My brother was laid off a year ago. He has gone into business for himself and is doing well. He has to drive long distances, but he now has TWO Birkenstock shoe stores and is doing very well. Ironically, I can't afford Birkenstock shoes (they start at around $100/pair for the crummy ones), but my brother is selling them hand-over-fist to yuppies and X-gens. If the economy is so bad, where are these buyers of premium shoes coming from?
I watched the local access channel here, and the local school system was touting its vocational-ed program. One of the students was talking about auto mechanics, and how a mechanic is no longer a mechanic, but a technician who must be computer-savvy as well as mechanically inclined. In other words, more education is needed to earn a living today.
There are opportunities out there...but the contract limited, job-definition union days likely are gone forever. The jobs reports lack stats from those who are making their way on their own just fine. DemocRats will exploit the appearance that things are perishing, that's their strategy. But when the truth outs, and I think it will, that DemocRat liberals couldn't care less about prosperity unless it benefits the millionaire limousine liberals like Kerry, Kennedy, Heinz, Castro, et. al., pause for thought will allow the race to tilt to the side favoring less government, generally, and national defense. And that side is with the President.

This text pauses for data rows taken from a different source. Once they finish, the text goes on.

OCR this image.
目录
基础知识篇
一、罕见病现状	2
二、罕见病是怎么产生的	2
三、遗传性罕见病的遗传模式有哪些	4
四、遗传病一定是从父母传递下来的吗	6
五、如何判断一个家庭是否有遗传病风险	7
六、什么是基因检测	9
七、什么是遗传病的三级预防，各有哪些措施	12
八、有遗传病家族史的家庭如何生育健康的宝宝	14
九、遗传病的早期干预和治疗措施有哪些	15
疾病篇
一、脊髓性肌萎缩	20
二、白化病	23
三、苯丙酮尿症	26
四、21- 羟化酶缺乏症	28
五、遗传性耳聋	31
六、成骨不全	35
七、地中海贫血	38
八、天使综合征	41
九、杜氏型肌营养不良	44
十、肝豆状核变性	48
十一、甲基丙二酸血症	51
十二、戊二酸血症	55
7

What would your friends like the administrations to do? This is a serious question as I would like to here some of their ideas/suggestions.
100,000 companies of, I believe, 100 employees or larger are included in the unemployment statistics while the vast majority of businesses are smaller than 100 employees and are not part of the equation. So the rate is faulty from the start. But that being said, the fact is not everyone can have their dream job or even maintain a job that they have a degree for. Life is fluid and if your stat is right in regards to the 20.3 months average unemployment then you are seeing the result of how endlessly extending federal unemployment benefits encourages people to continue a "paid vacation" while at the same time they fret about not finding exactly what they want. There is NO reason for one to be out of work for almost two years; you may have to take a paycut but that job still helps one maintain their dignity which is always important in the long run.
Whether people want to accept it or not this is a global market and will remain so for the rest of existing time. Tarriffs are not the answer - they alienate and should only be sparingly used in regards to other gov't's federal sunsidizing of entire industries and even then we must be careful. Oh, by the way, Pat Buchanan can go pound sand!
Do they really think it's the job of the president to maintain their standard of living?
Seems to me that if job loss was that big an issue, then Dick Gephardt would have had a better showing in the primaries. It was his major policy focus and he was endorsed by unions from the beginning, yet he lost badly and dropped out early on.